Andrew Doro
Rory Nugent

Electronic Copy (Infrared Detector Cloud)

An uncontrolled, three-dimensional screen revealing an invisible infrared aura and technologies potential to mimic and enhance natural phenomenon; in this case, the light of a single tea candle.

Project Development Studio (Danny),The Softness of Things: Technology in Space and Form

Electronic Copy (Infrared Detector Cloud) is a light installation consisting of hundreds of custom-designed small infrared detecting circuits. In each detector, a warm white LED glows corresponding to the detected amount of infrared light. A small tea candle is placed in the center of the infrared detectors, providing a source of infrared light. The flickering of the flame is mirrored in each of the infrared detectors, creating an organic three-dimensional animation far more compelling than anything which could be programmed. The infrared detectors could be understood as an uncontrolled screen, responding to light phenomenon existing just beyond our senses. Other sources which provide infrared and affect the detectors are sunlight, fire, incandescent lights, remote controls, and some cameras which use infrared for automatic night focusing. The installation has applications as an architectural element to provide information about the surrounding environment.

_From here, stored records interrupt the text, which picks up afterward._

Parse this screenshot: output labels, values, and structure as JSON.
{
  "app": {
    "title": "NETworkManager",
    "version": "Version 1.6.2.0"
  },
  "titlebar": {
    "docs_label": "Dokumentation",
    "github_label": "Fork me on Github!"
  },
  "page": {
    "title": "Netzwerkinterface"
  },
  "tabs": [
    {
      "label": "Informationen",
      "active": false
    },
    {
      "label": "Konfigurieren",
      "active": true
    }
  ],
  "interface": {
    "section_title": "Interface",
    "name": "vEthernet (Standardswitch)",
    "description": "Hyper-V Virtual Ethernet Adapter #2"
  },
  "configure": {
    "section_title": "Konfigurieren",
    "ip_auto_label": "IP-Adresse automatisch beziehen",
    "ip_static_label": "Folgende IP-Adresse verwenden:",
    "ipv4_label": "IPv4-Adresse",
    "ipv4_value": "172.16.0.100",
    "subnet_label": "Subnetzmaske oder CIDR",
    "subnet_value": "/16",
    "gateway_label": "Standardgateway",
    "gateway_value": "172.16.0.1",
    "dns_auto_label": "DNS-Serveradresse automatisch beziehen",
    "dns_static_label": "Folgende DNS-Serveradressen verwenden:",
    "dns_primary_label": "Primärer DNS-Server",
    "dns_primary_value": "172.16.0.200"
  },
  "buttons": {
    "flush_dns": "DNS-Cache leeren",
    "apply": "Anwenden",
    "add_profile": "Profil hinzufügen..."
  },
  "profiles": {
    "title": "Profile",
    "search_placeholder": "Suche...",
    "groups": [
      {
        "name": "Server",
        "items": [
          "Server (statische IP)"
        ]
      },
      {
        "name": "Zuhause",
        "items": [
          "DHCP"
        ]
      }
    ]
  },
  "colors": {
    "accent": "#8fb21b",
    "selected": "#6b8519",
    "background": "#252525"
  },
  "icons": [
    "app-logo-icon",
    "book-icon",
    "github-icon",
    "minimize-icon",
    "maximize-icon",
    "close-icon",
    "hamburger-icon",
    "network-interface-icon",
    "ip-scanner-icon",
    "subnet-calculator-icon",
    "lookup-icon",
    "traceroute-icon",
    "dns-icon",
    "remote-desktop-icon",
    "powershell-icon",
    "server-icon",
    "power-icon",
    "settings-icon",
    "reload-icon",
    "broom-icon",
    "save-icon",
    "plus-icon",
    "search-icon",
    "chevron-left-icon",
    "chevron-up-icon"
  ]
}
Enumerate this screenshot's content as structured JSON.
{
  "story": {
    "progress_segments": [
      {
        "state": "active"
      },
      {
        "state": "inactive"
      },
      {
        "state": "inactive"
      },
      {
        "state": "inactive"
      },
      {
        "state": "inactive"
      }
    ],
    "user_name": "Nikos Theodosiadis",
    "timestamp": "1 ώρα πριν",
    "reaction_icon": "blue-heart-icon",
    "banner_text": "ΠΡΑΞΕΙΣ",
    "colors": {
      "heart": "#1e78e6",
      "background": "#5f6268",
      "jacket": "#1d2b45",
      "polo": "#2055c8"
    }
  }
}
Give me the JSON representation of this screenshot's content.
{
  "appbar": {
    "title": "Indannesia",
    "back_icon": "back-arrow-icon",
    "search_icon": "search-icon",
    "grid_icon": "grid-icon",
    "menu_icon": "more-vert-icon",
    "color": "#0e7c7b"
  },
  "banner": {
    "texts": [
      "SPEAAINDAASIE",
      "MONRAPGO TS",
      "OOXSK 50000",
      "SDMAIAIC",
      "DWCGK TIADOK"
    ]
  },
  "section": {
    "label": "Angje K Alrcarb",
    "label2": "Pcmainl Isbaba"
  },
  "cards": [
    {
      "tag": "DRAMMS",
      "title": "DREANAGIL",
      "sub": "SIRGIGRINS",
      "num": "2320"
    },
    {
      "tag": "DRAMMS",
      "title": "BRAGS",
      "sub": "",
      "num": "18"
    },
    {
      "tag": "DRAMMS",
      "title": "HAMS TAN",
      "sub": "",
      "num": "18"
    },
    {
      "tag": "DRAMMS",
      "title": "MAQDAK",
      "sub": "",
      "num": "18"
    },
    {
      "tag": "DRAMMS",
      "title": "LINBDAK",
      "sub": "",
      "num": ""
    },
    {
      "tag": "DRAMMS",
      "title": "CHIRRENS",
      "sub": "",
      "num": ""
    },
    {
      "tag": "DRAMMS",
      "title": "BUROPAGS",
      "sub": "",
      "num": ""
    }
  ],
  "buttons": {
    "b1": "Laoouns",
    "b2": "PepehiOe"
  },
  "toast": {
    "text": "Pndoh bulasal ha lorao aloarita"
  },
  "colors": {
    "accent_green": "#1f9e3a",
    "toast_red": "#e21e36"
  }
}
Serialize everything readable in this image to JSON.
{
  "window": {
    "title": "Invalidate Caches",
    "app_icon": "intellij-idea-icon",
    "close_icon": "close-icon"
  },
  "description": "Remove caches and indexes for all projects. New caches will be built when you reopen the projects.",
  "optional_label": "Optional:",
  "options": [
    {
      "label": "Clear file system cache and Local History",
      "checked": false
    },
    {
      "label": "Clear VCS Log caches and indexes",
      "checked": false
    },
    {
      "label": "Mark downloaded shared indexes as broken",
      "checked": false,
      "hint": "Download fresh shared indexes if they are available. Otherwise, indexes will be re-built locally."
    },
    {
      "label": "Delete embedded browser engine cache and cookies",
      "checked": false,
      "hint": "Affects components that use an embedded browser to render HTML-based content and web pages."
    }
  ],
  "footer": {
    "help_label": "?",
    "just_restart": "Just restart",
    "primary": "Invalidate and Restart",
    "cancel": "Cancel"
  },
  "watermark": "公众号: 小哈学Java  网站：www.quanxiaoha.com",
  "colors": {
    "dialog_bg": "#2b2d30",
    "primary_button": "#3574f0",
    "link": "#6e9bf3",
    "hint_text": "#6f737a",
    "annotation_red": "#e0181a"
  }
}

Although there has been some study by designers and architects, Hertzian space is still a largely unexplored field.

Some artists who have written or created work in this field:
Dunne & Raby, authors of Hertzian Tales.
Usman Haque.
Christina Kubisch.
informationlab, creators of cellphonedisco.
Carsten Nicolai.

Artists, architects, technologists, kids, anyone who likes art and design.

User Scenario
Visitors enter a darkened room, and encounter a cloud of flickering LEDs. At the center of the LEDs is a single small candle, surrounded by an IR-transparent, visible-opaque material. The visitors begin to realize that the LEDs are mimicking the flickering of the candle flame. They may also realize that the light installation will respond to any source of infrared light.

The installation is composed of hundred of identical analog printed circuits suspended from the ceiling. Each small circuit consists of an infrared detector and high flux warm white LED. The more infrared light is detected, the brighter the LED will glow. At the center is a single tea candle surrounded by an IR-transparent, visible-opaque material. This allows the source of the infrared to be hidden from the viewer. There is no micro-controller, so the correspondence is immediate.

We learned a lot about infrared light, as well as how to get printed circuit boards made.